Ever wonder why things just aren’t working out? Sometimes, actually they did work out, just not the way we planned. (I’m not running the world.)
When I moved from one condo to another, I inexplicably took along four big chairs. It made no sense, because the owner of the new place was leaving us a dinette set with eight chairs. Recently I realized the squeaky wheels were taking up too much space and rolling around the apartment getting in people’s way and they just had to go. I tried asking nearby friends and neighbors if they wanted them, but no one did. I didn’t want to get insulted. I mean, they were in excellent condition!
There was a sign in the building about a dumpster and used furniture but I didn’t understand from the sign what was and wasn’t welcome in the dumpster. (In New York it’s easy. You don’t want it? Put it outside. Inside of an hour it has new owners, no matter what “it” is.)
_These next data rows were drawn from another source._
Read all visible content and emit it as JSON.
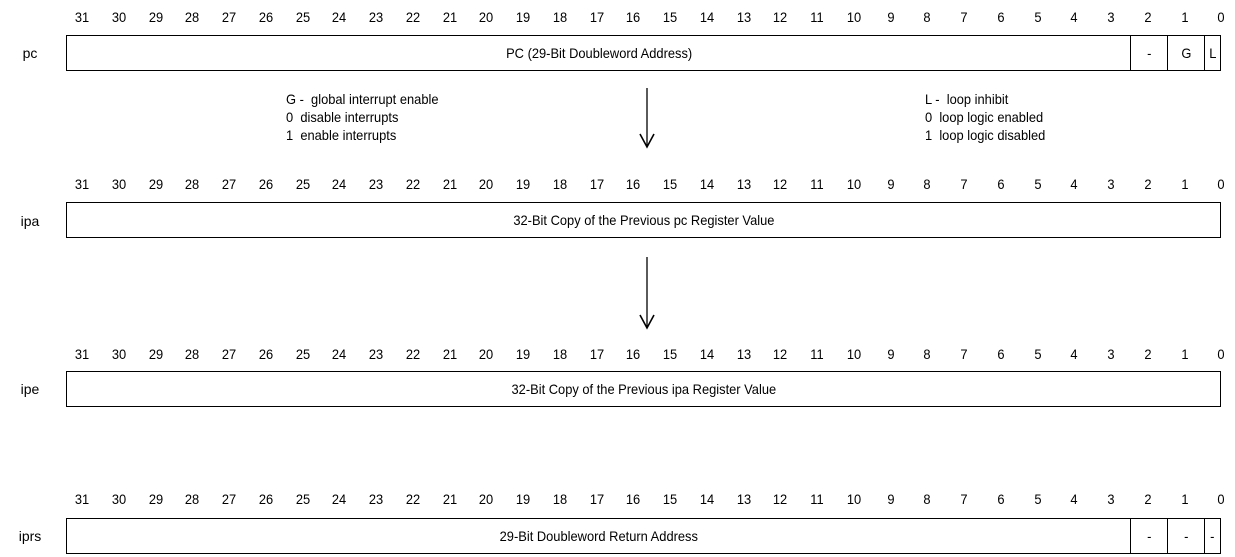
{
  "bit_numbers": [
    "31",
    "30",
    "29",
    "28",
    "27",
    "26",
    "25",
    "24",
    "23",
    "22",
    "21",
    "20",
    "19",
    "18",
    "17",
    "16",
    "15",
    "14",
    "13",
    "12",
    "11",
    "10",
    "9",
    "8",
    "7",
    "6",
    "5",
    "4",
    "3",
    "2",
    "1",
    "0"
  ],
  "registers": [
    {
      "id": "pc",
      "label": "pc",
      "fields": [
        {
          "text": "PC (29-Bit Doubleword Address)",
          "from": 31,
          "to": 3
        },
        {
          "text": "-",
          "from": 2,
          "to": 2
        },
        {
          "text": "G",
          "from": 1,
          "to": 1
        },
        {
          "text": "L",
          "from": 0,
          "to": 0
        }
      ]
    },
    {
      "id": "ipa",
      "label": "ipa",
      "fields": [
        {
          "text": "32-Bit Copy of the Previous pc Register Value",
          "from": 31,
          "to": 0
        }
      ]
    },
    {
      "id": "ipe",
      "label": "ipe",
      "fields": [
        {
          "text": "32-Bit Copy of the Previous ipa Register Value",
          "from": 31,
          "to": 0
        }
      ]
    },
    {
      "id": "iprs",
      "label": "iprs",
      "fields": [
        {
          "text": "29-Bit Doubleword Return Address",
          "from": 31,
          "to": 3
        },
        {
          "text": "-",
          "from": 2,
          "to": 2
        },
        {
          "text": "-",
          "from": 1,
          "to": 1
        },
        {
          "text": "-",
          "from": 0,
          "to": 0
        }
      ]
    }
  ],
  "notes": {
    "g_bit": {
      "title": "G -  global interrupt enable",
      "line0": "0  disable interrupts",
      "line1": "1  enable interrupts"
    },
    "l_bit": {
      "title": "L -  loop inhibit",
      "line0": "0  loop logic enabled",
      "line1": "1  loop logic disabled"
    }
  },
  "arrow_icon": "down-arrow-icon"
}
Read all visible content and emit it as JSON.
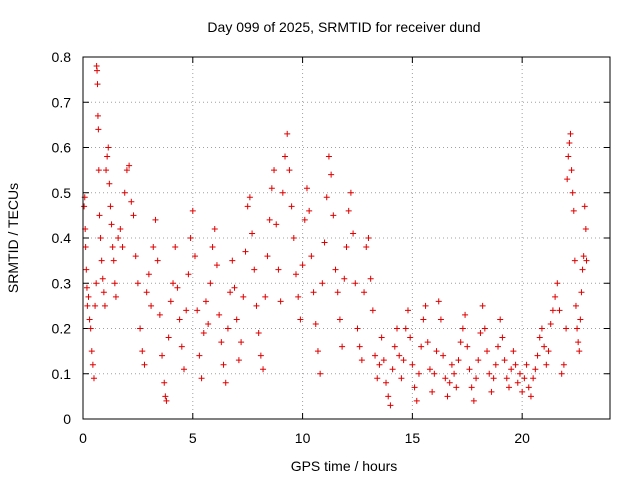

A friend told me the Breast Cancer Foundation picks up furniture and we made an appointment for pickup. They came, saw the chairs, and said they can’t take them because they’re on the third floor. I was stuck with these big chairs rolling around and all my attempts to unload them and I went to the mail room. I couldn’t just leave them on the sidewalk like I would in New York. Then she suggested I put up a sign on the bulletin board in the mail room.
I did that, at 3:00 p.m. Before 4:00 p.m, there was a knock on my door. A man named Danny was willing to give the chairs a good home (as per my sign). And then, of course, my husband, Avrohom Moshe, asked him, “Are you Jewish?” He replied that he was not. Oh well. And then, as an afterthought, he said, “My grandmother was, but I am not.”
Which grandmother? Maternal.
“Danny, you are as Jewish as Moses,” said my husband, “and how about putting on tefilin?”
So Danny put on tefilin for the first time. As I watched Danny repeat after my husband the Shema Yisrael, it occurred to me that maybe this is why I had to bring those chairs from the other apartment, why my previous plans hadn’t worked out. This had to happen—Danny had to graduate from being a karkafta (one whose head has never worn tefilin).
Then we started to talk. Danny told us that his maternal grandmother had been an adult survivor of the Holocaust. After the War, she renounced all religion. She said to G-d, “If this is how You protect your chosen people, turning blind to this horror and deaf to our desperate prayers...” then she wanted nothing to do with G-d. She married a non-Jew and had Danny’s mother, and they settled in Havana, Cuba. Danny’s mother was raised with a fear of religion and she resolved to stay far away from Judaism because being Jewish was dangerous.
Danny’s mother married a Catholic. After Danny was born, his father abandoned the family, never to be heard from again. When Danny was 16, his mother passed away. Luckily, she had taught him piano and he had a diploma to prove it, which he took door to door, asking for piano students. He found students and in this way he was able to support himself. Later, he became an electrician.
Hearing Danny play piano is like being in the room where angels are singing. Danny credits his mother, saying, “Every time someone likes my playing, they compliment my mother as well for I am the product of her talent, love, and dedication.”
Danny spent his whole life thinking he was a Catholic. He is turning 70 and only today found out he is Jewish. Welcome home, Danny.